Open water
I was in Santa Ana for the week for work stuff, and as one does in Santa Ana I found myself spending a lot of the time on a boat.
I was talking with a broker — not the one who owned the particular boat we were on, but one who owned a boat — about how he liked the area. He’d lived in Orange County for eight years now: before that he’d lived in San Diego, and before that Oklahoma City, and before that Santa Fe. And in each of those places he found things that he loved — and he loved the time he spent in those places, he assured me, and wouldn’t change them for anything in the world — but each of them were marked by a certain nagging feeling that something was missing.
He didn’t know if it was the area, or how he was spending his time, or his relationships with others. He tried changing all of those things, like an algebra student messing with different variables in an equation: nothing quite ever resolved itself. And he had a good life in all of those places, he said, and he’s never really considered himself unhappy — just afflicted with something like an itch on his back.
I asked if he still felt like that now, if he had managed to scratch his itch.
He smiled and said no — or at least not most of the time. He had his qualms with the area: the food wasn’t great, even if you knew where to look. The culture was — (he paused) — a little consumer-y. And sometimes he didn’t feel like he really fit in.

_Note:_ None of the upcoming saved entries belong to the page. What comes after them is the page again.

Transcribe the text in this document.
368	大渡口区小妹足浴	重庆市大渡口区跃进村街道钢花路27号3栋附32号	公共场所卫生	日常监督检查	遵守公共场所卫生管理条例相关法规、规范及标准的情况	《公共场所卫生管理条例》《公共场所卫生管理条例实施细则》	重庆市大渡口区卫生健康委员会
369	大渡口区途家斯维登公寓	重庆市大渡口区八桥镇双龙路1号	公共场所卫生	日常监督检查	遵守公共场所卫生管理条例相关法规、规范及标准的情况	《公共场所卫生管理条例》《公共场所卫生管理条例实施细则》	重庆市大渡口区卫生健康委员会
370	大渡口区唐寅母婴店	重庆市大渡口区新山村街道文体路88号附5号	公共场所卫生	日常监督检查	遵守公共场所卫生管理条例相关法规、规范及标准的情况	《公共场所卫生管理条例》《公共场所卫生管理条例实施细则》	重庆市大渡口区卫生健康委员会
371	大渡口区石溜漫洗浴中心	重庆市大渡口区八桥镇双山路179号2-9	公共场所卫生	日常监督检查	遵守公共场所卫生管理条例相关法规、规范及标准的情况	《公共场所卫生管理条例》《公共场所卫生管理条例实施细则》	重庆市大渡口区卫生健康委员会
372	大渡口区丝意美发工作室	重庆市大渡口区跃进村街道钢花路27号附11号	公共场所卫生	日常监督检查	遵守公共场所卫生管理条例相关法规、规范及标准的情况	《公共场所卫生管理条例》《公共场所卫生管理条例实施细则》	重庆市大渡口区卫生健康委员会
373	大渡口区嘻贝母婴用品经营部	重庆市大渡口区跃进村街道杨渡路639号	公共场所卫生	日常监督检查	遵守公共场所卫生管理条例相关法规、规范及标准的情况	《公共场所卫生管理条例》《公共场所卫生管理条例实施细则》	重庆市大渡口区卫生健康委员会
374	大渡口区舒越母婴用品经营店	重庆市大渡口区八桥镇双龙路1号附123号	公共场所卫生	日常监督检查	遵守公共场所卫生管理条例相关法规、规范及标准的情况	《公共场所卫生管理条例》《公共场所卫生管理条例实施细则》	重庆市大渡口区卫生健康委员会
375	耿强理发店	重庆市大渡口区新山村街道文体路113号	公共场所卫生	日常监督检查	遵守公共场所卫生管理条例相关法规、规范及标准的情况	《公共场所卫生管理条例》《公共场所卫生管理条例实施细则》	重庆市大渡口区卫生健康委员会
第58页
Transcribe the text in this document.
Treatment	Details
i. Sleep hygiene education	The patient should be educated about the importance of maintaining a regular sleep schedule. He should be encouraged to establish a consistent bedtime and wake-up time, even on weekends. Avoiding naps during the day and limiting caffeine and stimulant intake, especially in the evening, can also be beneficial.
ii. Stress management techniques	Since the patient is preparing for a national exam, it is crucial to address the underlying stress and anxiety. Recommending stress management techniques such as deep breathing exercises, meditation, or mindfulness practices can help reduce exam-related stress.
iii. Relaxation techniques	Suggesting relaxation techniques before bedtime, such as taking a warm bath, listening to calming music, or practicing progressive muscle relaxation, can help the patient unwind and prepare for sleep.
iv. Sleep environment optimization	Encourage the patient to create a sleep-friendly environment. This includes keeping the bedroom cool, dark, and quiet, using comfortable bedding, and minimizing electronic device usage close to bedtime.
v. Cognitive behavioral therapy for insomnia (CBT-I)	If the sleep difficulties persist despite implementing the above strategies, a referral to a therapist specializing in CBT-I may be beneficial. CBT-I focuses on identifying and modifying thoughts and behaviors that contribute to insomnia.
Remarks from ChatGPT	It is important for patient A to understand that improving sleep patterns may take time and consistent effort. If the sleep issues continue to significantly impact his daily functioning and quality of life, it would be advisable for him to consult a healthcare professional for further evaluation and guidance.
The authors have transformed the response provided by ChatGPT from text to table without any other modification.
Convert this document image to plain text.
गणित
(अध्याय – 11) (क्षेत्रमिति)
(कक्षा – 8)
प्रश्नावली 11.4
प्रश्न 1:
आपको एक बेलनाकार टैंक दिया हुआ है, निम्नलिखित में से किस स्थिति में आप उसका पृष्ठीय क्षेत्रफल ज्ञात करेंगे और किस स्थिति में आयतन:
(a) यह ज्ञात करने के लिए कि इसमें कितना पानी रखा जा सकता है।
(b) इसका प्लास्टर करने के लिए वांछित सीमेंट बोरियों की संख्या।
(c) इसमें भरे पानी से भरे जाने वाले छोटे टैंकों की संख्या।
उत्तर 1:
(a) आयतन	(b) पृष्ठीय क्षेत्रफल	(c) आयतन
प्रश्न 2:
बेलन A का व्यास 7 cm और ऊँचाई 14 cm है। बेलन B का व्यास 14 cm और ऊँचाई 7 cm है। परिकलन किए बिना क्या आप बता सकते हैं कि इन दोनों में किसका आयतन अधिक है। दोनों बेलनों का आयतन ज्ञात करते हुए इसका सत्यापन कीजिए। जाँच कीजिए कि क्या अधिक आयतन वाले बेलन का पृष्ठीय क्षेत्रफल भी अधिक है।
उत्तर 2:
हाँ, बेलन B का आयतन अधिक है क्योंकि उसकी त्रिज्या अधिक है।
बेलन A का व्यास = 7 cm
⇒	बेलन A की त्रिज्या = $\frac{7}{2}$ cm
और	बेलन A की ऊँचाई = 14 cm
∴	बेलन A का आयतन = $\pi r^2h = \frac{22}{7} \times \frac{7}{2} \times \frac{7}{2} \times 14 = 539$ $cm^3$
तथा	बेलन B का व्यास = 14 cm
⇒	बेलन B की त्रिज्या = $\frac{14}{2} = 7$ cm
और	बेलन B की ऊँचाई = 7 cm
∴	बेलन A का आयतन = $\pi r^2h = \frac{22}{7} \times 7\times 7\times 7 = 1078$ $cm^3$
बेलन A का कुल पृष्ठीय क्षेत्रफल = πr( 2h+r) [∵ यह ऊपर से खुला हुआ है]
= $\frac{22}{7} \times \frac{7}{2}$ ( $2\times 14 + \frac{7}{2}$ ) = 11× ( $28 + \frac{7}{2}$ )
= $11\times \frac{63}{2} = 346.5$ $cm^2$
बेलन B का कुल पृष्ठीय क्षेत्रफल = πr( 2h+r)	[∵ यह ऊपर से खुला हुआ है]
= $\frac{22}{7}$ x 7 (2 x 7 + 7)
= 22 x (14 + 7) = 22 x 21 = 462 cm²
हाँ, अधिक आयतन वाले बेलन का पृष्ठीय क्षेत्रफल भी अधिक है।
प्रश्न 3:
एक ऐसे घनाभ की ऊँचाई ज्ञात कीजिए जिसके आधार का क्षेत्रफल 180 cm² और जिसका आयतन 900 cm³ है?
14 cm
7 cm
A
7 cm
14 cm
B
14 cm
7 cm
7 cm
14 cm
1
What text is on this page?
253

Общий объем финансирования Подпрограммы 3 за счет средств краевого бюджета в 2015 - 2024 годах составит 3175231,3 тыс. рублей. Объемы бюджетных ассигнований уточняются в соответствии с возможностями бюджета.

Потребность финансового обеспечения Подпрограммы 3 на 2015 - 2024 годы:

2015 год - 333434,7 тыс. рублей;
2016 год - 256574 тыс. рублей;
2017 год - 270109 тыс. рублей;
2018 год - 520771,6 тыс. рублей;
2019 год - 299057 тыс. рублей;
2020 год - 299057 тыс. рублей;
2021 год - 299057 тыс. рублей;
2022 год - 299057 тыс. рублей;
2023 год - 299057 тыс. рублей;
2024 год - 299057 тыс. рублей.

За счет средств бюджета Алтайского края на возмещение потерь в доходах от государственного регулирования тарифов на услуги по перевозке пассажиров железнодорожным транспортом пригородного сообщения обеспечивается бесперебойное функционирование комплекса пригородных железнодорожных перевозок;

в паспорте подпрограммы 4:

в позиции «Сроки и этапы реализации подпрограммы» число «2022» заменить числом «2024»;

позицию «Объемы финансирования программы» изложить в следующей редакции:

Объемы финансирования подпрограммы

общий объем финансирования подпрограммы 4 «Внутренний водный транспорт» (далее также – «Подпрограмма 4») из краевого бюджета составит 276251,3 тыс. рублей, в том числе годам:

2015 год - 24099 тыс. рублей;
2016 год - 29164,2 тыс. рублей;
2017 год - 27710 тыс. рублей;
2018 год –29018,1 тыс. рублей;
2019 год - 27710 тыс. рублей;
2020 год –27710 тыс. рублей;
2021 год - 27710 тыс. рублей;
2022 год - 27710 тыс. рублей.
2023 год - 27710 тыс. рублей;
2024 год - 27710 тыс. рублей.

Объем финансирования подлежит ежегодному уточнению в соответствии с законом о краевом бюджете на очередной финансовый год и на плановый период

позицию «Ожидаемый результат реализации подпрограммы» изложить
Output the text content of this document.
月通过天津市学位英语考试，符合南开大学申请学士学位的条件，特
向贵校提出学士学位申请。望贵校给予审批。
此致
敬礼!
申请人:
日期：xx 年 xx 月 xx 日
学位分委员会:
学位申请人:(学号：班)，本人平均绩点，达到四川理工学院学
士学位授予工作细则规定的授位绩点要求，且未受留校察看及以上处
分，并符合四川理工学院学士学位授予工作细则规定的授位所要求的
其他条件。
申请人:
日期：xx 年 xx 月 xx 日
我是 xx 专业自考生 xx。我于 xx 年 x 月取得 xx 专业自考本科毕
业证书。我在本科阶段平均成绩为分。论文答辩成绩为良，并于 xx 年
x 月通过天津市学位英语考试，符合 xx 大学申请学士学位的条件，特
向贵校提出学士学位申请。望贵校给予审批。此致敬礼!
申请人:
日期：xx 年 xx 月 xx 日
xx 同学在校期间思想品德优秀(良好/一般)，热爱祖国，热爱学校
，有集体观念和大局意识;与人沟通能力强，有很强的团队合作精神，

But, he said, it was the first time he’s owned a boat. Before buying the boat he had taken a bunch of trips on friends’ boats, and was always struck by something wonderful he couldn’t quite articulate, that being on a boat was the first time he was able to quell that feeling of mild discontentment, to feel truly relaxed and unburdened.
I offered a couple clichés as possible explanations: was it the vastness of the ocean? The tranquility of being able to sit and laze and relax without worrying about the rest of the world? The intimacy and pride of owning and maintaining a craft?
No, he said. It was nothing like that. It was just that he loved being on a boat.
He was worried, he admitted, that owning a boat would dispel the effect, that part of the mystique of its singular experience was its being slightly out of grasp. And for the first few times he went out on his boat — Long Journey — he braced himself a little for the magic to end, for the duties and travails of boat maintenance to outweigh his love for the thing, for the sea to lose its sway.
But it never happened.
Happy Sunday.
I hope you spend some time out on open water.